Figure 1: The ICE mouse model recapitulates many aspects of aging.

The ICE system creates inducible double strand breaks at 20 unique sites in the mouse nuclear genome, that are repaired with minimal mutagenesis. ICE cells show age-related signatures in vitro and ICE mice phenocopy many aspects of aging in vivo. Aspects of ICE-induced phenotypes can be rescued with OSK (Oct4-Sox2-Klf4) transient overexpression. Created with BioRender.com

Finally, the authors attempted to rescue the ICE phenotypes using partial reprogramming with OSK factors, which they previously showed can rescue aged phenotypes in mouse retinal ganglion cells [RGCs]⁶. After OSK treatment, select phenotypes induced in ICE cells and tissues appeared rescued (e.g. marker gene expression, H3K9me3 levels, DNAme age acceleration). In addition, OSK expression rescued RGC gene expression in aged ICE mouse retina tissue, consistent with transcriptional rejuvenation.
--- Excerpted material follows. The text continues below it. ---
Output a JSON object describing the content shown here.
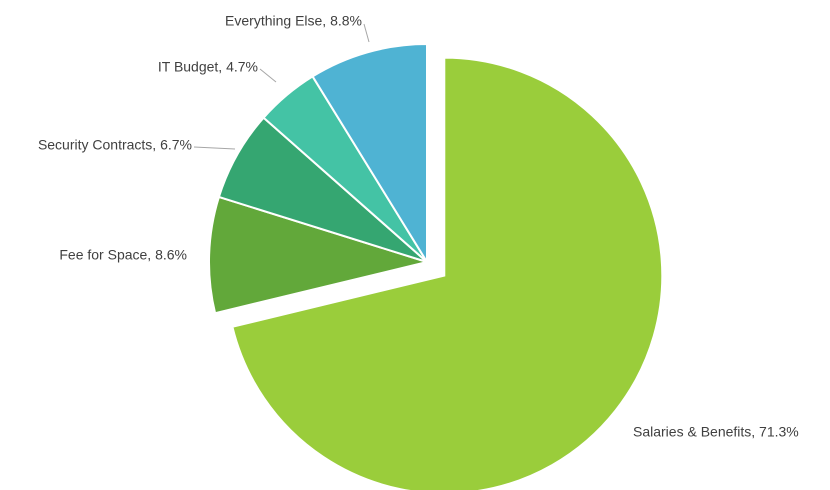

This study makes a convincing case that the ICE model leads to accelerated organismal aging, suggesting that high mutational load after DSBs is not a necessary intermediate for progeroid-effects of genomic instability^1,4. However, the notion that progeroid phenotypes are only directly mediated by observed changes to the epigenome (the so-called “Information Theory of Aging”) is not directly tested in this study. Importantly, the type of system used in this study (inducible nuclear localization of a restriction enzyme like I-PpoI or SacI) robustly induces the DNA-damage response and P53 signalling^7-9, which can lead to cell senescence. Importantly, senescent cells secrete a panoply of pro-inflammatory factors, leading to a deleterious state of chronic sterile inflammation which can drive aspects of aging¹. This study identified increased senescence markers in ICE cells², suggesting that the secretory impact of senescent cells in the ICE model may need to be accounted for. Interestingly, transient nuclear localization of I-PpoI in mouse epidermal stem cells was recently found to promote selective elimination of damaged stem cells through differentiation¹⁰. Although stem cell niches were not directly queried in this study, loss of adult stem cell populations by ICE-activation mediated attrition could explain a number of age-related phenotypes in ICE mice, and can be addressed in future studies with single cell technologies. In summary, additional evidence will be required to prove or disprove the “Information Theory of Aging”. However, this study provided the field with a new model, whereby a short organism-wide burst of DSBs in adulthood can have a long-term detrimental impact on mice that resembles aging.